Malte n’est qu’à quelques centaines de kilomètres des côtes libyennes et tunisiennes et constitue, depuis son intégration à l’Union européenne, un des avant-postes pour la régulation de l’immigration clandestine. Or, de quelles manières, avec ses maigres moyens, les autorités maltaises peuvent-elles couvrir un espace maritime de 3 800 km2 et une zone de sauvetage en mer de 200 000 km2 ?

Historiquement un pays d’émigration

Micro-Etat insulaire de 316 km2, Malte a été marquée par une tradition séculaire : l’émigration vers le continent européen.

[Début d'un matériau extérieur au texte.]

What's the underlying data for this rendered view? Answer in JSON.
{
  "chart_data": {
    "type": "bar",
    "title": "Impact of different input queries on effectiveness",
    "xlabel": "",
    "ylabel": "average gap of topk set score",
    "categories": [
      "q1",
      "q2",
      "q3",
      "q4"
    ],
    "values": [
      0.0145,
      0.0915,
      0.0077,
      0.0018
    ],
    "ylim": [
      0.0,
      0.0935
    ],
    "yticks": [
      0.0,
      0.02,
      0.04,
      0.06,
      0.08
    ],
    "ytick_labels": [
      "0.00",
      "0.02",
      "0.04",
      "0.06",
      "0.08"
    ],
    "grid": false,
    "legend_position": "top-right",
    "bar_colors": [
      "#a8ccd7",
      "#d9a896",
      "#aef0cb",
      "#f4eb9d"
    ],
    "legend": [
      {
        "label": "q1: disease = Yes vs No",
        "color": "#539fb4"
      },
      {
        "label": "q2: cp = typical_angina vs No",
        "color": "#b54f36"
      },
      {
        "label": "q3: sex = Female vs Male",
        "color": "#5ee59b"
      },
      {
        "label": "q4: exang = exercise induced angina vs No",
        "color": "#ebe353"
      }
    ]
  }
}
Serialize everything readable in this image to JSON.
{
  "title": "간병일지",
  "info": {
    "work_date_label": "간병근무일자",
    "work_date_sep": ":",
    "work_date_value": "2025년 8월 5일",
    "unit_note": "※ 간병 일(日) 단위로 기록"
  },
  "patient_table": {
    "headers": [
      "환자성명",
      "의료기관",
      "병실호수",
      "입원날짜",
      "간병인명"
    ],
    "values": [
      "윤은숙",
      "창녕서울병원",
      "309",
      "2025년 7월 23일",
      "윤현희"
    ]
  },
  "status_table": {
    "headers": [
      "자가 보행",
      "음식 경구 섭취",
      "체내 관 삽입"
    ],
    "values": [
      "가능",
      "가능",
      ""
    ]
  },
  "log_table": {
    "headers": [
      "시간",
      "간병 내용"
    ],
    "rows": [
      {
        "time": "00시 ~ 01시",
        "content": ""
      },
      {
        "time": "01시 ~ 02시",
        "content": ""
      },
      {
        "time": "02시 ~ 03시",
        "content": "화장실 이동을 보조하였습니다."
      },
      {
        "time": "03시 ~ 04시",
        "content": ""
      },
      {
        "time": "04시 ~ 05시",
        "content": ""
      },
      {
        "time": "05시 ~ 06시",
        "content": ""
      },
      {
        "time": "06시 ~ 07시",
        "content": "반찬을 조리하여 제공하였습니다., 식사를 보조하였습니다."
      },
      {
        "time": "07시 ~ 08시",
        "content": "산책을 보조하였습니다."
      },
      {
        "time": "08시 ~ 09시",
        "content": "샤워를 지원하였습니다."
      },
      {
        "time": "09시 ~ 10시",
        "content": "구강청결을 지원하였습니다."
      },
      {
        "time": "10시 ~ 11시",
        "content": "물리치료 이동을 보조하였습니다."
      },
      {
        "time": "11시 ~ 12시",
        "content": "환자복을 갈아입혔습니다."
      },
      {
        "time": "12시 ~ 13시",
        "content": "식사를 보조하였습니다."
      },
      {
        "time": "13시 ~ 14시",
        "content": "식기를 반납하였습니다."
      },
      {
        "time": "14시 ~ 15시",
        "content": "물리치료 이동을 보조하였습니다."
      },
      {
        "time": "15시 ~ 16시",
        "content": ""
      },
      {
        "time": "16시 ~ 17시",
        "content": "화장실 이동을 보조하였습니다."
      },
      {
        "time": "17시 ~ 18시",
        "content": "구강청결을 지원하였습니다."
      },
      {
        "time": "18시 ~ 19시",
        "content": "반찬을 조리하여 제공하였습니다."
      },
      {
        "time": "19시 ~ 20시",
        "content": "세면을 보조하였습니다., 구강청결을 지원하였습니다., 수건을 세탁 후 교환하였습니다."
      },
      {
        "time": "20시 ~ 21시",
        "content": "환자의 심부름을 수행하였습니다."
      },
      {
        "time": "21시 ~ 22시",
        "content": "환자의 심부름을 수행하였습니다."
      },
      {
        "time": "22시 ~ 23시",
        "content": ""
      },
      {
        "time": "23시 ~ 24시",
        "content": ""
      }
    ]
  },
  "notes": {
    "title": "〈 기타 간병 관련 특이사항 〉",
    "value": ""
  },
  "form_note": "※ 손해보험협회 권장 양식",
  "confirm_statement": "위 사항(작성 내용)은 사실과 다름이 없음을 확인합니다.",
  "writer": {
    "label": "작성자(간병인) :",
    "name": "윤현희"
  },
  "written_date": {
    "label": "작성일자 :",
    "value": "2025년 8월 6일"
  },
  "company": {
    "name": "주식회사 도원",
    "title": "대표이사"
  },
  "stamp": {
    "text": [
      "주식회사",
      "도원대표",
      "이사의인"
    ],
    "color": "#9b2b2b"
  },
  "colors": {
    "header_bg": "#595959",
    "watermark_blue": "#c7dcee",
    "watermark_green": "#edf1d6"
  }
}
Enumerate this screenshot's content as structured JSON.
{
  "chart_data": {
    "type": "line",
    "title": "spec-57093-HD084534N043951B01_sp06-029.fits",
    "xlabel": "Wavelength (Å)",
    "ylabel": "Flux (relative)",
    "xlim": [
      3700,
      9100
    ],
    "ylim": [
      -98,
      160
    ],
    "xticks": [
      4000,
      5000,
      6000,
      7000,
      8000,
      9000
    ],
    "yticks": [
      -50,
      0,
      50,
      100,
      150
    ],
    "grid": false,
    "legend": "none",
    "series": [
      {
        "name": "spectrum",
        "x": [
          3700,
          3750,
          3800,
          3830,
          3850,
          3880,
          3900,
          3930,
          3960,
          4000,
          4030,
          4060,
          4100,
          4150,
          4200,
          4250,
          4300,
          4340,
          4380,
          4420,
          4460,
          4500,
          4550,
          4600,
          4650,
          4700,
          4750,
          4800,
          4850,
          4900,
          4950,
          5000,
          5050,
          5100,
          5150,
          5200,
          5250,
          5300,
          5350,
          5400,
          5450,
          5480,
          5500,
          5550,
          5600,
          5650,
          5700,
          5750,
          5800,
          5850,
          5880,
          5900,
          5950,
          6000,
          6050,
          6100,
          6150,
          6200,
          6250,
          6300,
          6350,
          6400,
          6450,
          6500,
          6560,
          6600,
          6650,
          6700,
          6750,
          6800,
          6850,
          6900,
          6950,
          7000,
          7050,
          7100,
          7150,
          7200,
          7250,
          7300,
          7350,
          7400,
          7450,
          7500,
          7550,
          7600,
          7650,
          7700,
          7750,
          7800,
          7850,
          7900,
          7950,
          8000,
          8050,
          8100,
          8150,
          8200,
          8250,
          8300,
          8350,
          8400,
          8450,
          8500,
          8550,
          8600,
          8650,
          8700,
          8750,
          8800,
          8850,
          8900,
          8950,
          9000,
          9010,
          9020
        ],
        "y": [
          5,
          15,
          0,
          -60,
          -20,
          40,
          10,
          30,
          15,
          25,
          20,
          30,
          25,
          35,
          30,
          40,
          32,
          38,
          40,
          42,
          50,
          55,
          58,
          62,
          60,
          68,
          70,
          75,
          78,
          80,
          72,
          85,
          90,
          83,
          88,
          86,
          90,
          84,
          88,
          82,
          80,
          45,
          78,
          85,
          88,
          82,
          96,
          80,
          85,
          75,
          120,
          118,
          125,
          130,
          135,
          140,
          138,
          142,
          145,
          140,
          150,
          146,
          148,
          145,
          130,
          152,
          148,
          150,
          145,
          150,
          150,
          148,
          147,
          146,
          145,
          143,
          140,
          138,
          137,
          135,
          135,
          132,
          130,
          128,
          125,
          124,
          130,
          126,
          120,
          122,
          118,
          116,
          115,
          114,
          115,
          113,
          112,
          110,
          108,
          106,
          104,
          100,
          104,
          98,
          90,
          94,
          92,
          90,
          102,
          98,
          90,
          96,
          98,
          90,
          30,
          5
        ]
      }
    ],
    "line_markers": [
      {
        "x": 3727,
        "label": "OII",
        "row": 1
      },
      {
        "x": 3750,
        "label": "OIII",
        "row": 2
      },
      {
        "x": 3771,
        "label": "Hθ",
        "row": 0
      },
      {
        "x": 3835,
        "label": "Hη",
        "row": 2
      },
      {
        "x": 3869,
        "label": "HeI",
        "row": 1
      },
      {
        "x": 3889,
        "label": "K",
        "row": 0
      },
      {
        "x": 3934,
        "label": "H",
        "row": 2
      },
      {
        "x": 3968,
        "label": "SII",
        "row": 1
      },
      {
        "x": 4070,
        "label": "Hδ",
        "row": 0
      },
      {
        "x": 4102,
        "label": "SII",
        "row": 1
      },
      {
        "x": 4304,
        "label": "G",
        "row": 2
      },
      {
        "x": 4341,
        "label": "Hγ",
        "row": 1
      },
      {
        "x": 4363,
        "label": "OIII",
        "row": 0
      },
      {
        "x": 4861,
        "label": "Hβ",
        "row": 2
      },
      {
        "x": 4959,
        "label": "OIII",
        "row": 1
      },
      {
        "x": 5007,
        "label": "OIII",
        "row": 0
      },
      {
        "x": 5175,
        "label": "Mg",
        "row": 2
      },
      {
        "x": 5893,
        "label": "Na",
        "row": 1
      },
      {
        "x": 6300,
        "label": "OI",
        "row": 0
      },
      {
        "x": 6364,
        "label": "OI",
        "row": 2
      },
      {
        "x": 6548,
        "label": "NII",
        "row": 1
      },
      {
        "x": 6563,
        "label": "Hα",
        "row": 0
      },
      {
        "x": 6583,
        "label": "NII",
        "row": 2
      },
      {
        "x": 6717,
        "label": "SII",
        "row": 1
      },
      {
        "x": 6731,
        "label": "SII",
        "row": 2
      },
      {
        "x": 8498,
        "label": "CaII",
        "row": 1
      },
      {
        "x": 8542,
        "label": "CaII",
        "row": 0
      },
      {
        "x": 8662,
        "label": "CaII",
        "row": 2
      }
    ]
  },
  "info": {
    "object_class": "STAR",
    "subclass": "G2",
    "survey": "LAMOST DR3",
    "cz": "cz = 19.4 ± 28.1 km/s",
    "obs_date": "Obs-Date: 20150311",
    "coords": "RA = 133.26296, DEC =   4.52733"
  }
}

En effet, du fait des conditions météorologiques et géologiques peu propices – stress hydrique important (quand la demande en eau dépasse la quantité disponible), peu de possibilités de pratiquer un élevage intensif – l’industrie du calcaire reste la seule exploitation rentable – les Maltais sont contraints de partir vers le continent pour échapper à ces conditions de vie. Il s’agit donc en premier lieu d’une émigration économique : la diaspora maltaise a su s’implanter dans les pays européens riverains de la Méditerranée, comme en Italie, au Portugal, et en Espagne, se spécialisant dans le commerce, notamment comme intermédiaires ou armateurs. Depuis le XVIIe siècle, les revenus envoyés par les expatriés à leurs familles ont permis de dynamiser l’économie de l’île : tout d’abord par des importations de nourriture et d’eau, puis par un financement du reste de l’économie à travers la construction de bateaux de pêche, les importations – puis exportations – des premiers plants de coton pour le développement d’une industrie textile.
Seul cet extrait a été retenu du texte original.